The problem can be solved by applying the principle of conservation of mechanical energy. The initial kinetic energy of the rock is converted into gravitational potential energy at its maximum height.

Let $v_0$ be the initial ejection speed and $h_{max}$ be the maximum height reached. We set the gravitational potential energy to be zero at the ejection point.

Initial state (at ejection):

• Kinetic energy: $K_0 = \frac{1}{2}mv_0^2$
• Potential energy: $U_0 = 0$

Final state (at maximum height):

• Kinetic energy: $K_f = 0$ (the rock is momentarily at rest)
• Potential energy: $U_f = mg_{Io}h_{max}$

By conservation of mechanical energy, $K_0 + U_0 = K_f + U_f$:

$$\frac{1}{2}mv_0^2 + 0 = 0 + mg_{Io}h_{max}$$

The mass $m$ cancels out:

$$\frac{1}{2}v_0^2 = g_{Io}h_{max}$$

Solving for the initial speed $v_0$:

$$v_0 = \sqrt{2g_{Io}h_{max}}$$

Now, we substitute the given values, ensuring consistent units.

• $g_{Io} = 1.80$ m/s²
• $h_{max} = 200$ km $= 200 \times 10^3$ m

$$v_0 = \sqrt{2(1.80 \text{ m/s}^2)(200 \times 10^3 \text{ m})}$$ $$v_0 = \sqrt{720000 \text{ m}^2/\text{s}^2}$$ $$v_0 \approx 848.5 \text{ m/s}$$

Rounding to three significant figures, we get $v_0 = 849$ m/s.
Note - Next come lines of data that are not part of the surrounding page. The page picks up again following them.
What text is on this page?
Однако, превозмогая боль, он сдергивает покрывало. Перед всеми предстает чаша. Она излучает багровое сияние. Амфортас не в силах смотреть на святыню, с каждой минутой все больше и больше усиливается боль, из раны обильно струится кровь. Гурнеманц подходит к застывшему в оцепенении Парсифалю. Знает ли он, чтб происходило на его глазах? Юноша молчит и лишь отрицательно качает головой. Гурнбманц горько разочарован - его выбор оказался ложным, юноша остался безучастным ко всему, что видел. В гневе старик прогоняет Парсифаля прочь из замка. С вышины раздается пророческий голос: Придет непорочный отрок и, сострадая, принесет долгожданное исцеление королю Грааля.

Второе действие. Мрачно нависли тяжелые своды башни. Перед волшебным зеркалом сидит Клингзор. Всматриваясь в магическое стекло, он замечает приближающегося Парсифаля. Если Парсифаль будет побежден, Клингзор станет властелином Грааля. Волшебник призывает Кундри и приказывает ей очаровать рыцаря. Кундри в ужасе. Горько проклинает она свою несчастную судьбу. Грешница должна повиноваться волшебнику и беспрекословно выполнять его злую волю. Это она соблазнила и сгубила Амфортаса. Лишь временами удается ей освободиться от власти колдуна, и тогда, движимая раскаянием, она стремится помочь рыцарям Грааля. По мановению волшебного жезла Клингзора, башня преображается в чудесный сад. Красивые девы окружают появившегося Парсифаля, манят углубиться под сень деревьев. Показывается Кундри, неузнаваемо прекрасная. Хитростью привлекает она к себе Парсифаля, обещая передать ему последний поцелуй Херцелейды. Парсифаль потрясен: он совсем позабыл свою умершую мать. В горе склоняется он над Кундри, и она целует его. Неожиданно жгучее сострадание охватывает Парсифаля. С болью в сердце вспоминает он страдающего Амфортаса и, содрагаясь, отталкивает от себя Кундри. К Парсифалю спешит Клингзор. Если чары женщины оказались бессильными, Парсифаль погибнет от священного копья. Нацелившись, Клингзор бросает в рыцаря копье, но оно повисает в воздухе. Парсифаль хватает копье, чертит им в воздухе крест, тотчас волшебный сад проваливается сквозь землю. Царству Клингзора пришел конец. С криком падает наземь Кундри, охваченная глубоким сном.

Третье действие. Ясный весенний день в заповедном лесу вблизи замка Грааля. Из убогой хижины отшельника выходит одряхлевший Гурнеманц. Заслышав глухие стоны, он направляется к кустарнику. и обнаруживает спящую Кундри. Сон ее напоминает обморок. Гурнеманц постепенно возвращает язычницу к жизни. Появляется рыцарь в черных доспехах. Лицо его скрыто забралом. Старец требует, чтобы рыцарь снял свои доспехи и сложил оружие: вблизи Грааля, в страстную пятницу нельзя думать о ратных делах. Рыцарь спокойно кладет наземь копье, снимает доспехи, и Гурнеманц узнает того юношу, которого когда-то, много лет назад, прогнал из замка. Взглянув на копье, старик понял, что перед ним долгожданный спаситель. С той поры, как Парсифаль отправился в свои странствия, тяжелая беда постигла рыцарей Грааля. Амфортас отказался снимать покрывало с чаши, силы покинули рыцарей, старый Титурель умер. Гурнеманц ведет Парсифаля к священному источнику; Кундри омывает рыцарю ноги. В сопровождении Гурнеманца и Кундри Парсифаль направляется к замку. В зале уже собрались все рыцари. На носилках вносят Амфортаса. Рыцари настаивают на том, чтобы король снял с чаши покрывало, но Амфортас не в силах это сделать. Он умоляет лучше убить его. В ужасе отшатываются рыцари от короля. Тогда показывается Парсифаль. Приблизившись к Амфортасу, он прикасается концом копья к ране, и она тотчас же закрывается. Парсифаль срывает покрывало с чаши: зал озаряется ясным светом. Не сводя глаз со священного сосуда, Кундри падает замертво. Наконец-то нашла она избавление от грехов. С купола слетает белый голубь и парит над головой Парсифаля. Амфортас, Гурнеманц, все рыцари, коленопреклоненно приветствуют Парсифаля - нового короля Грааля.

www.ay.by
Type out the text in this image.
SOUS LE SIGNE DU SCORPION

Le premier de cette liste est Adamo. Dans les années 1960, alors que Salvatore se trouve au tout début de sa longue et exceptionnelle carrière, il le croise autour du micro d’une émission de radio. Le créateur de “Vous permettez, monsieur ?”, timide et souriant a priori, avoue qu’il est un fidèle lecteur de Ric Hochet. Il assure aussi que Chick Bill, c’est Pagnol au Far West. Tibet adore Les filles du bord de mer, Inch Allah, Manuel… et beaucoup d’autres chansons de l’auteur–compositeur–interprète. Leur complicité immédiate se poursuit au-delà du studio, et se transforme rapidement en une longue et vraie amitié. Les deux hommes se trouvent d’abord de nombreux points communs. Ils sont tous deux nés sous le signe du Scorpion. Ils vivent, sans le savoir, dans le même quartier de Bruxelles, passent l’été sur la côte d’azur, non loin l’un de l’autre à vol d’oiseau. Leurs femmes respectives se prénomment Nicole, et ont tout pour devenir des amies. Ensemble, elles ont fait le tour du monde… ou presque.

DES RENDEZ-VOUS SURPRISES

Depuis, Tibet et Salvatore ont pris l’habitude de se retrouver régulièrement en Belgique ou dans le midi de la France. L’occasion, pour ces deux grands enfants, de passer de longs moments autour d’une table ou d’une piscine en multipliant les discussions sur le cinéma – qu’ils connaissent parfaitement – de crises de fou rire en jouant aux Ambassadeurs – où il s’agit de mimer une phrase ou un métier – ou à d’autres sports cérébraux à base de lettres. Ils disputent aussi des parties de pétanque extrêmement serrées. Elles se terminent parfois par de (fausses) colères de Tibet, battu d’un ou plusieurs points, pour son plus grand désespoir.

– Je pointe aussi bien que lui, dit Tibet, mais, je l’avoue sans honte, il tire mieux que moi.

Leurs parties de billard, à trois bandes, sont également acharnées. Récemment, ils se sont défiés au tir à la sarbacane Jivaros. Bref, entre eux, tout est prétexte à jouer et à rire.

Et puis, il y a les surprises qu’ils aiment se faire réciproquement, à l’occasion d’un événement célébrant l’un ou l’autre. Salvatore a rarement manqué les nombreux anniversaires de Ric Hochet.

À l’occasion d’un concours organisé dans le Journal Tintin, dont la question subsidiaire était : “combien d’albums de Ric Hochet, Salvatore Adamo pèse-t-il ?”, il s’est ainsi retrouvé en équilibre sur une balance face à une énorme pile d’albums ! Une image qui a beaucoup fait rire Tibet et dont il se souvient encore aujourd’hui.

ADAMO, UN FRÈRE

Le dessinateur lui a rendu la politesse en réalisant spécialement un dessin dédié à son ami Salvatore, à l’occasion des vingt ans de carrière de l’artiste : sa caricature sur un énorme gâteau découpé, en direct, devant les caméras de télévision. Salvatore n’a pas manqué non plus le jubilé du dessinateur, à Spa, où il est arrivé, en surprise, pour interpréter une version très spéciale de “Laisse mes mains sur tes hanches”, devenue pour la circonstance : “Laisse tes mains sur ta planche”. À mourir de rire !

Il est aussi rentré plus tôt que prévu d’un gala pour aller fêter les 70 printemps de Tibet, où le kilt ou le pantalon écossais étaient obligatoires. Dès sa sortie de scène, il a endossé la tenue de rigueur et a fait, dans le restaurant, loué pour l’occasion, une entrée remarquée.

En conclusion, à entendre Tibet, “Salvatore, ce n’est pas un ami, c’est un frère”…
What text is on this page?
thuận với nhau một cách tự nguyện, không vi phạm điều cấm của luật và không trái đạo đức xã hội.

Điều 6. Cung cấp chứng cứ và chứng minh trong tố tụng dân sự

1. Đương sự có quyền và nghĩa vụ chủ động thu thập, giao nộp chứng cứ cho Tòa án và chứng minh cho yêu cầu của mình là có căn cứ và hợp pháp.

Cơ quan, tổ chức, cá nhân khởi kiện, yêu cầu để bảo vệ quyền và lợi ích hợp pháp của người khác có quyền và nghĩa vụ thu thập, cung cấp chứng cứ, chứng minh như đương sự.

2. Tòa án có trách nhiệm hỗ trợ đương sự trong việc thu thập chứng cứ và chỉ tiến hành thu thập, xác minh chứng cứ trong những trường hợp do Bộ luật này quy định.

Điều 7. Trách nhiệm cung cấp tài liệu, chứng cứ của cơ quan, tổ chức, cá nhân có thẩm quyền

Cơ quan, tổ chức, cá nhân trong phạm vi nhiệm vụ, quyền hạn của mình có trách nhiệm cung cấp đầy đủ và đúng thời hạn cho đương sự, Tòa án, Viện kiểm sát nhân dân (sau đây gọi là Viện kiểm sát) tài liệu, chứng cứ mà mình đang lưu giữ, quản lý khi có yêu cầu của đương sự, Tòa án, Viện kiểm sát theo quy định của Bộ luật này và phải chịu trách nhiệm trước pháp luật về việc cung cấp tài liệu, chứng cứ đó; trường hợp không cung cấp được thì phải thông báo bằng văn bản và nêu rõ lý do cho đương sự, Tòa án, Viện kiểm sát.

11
Alternatively, using kinematics: The appropriate kinematic equation for motion under constant acceleration is $v_f^2 = v_0^2 + 2a\Delta y$. Here, $v_f = 0$, $a = -g_{Io}$, and $\Delta y = h_{max}$.

$$0 = v_0^2 - 2g_{Io}h_{max}$$

This yields the same expression: $v_0 = \sqrt{2g_{Io}h_{max}}$.